In Gujarat, 53.2 percent of women respondents stated they had pay equity, compared to a national average of 39.9 percent. The figure has risen dramatically from 43.5 percent in the 2015-16 NFHS-4. The 2019 survey included 33,343 female respondents from 29,368 Gujarat households.
Of the married women who were part of the survey, 38.2 percent said that they were engaged in employment. Of the total employees, 78.6 percent reported having paid employment; the remainder received remuneration/ returns in kind.
Across India, UTs of Diu, Daman, Dadra & Nagar Haveli had the highest proportion of women (59.9 percent) who said they earned the same or more than their husband, followed by Gujarat (53.2 percent), Chandigarh (52.7 percent), Chhattisgarh (47.6 percent), and Arunachal Pradesh (47.6 percent).
In Gujarat, 90.5 percent of earning women respondents claimed they have a say in how their earnings are spent (alone or jointly with spouse), while 81.2 percent said their husbands’ earnings are spent. These figures have also risen from 79.3 percent and 63.2 percent in the previous study.
In NFHS-5, women’s responses to their participation in health-related issues, capital expenditure, and decision to visit relatives improved by 5% to 10% when compared to NFHS-4.
State-based non-governmental organisations (NGOs) focusing on women’s concerns take the findings with a grain of salt. According to Neeta Hardikar, co-founder of Anandi, the increase in employment could be attributed to programmes such as MNREGA extending to districts where it was previously unavailable and getting equitable pay. “Education among women – both rural and urban – has expanded dramatically over the years, but work prospects have not increased accordingly,” she said, adding that simply having a say does not imply that it is followed through on.
Renu Khanna, director of the Sahaj NGO, stated that while women’s rights have undoubtedly been asserted as a result of increased education and awareness, the situation differs in rural and urban Gujarat. “Post-Covid, women were the first to leave or not get positions at previous wage levels,” she added, adding that various other indicators, such as the Periodic Labour Force Survey (PLFS), have revealed a gaping gender pay disparity in Gujarat.

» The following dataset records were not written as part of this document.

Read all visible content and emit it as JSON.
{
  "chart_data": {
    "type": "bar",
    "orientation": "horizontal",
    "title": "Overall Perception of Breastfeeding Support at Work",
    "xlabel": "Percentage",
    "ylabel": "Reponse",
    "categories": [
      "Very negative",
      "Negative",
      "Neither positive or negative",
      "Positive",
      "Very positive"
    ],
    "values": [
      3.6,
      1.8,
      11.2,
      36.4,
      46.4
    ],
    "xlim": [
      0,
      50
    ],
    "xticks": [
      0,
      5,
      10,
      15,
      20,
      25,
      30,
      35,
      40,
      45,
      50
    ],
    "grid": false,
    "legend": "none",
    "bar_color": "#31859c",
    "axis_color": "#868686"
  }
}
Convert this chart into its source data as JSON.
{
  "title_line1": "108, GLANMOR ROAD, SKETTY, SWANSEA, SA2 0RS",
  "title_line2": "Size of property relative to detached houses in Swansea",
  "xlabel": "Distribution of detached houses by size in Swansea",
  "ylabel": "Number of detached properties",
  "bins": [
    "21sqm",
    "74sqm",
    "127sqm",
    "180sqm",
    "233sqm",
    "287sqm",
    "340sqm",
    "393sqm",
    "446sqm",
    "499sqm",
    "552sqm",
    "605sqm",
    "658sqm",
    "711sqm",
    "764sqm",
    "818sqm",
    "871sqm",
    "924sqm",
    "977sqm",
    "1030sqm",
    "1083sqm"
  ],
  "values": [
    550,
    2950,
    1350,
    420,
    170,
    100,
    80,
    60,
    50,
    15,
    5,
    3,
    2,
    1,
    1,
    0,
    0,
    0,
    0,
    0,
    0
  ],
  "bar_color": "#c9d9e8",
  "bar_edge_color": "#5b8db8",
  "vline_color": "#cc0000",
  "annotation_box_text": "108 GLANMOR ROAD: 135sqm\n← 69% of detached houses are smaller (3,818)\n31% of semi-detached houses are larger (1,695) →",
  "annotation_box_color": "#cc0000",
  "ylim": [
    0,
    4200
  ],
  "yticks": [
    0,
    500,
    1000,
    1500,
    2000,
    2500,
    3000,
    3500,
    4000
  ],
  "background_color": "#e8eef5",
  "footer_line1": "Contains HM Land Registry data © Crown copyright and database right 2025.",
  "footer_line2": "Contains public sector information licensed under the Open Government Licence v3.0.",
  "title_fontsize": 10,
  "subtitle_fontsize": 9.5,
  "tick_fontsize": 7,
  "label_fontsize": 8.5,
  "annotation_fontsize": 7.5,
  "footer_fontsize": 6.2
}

Asserting their rights in a male-dominated culture, 88 percent of Gujarat women polled for the National Family Health Survey (NFHS)-5 stated a wife is justified in declining sex with her husband if “she is weary or not in the mood.” In NFHS-4, the state average was 69.9 percent, whereas the national average is 86 percent. According to the survey, 86.3 percent of women believe a wife is justified in refusing sex if her husband has a sexually transmitted disease, and 85.3 percent believe it is acceptable for a wife to refuse sex if she knows her husband has sex with another woman.
The percentage of men who agreed with the explanations increased somewhat from 62 percent in the previous survey. Approximately 84.3 percent of married women in Gujarat stated that they can refuse sex with their spouses. 82.4 percent was the national average.
According to the survey, 13% of Gujarati women have experienced physical abuse, while 3% have experienced sexual violence. When it came to sexual violence, the length of the marriage or education made no difference. In a section on safer sexual practises, 0.4 percent of women and 0.9 percent of males reported having two or more partners in the past year.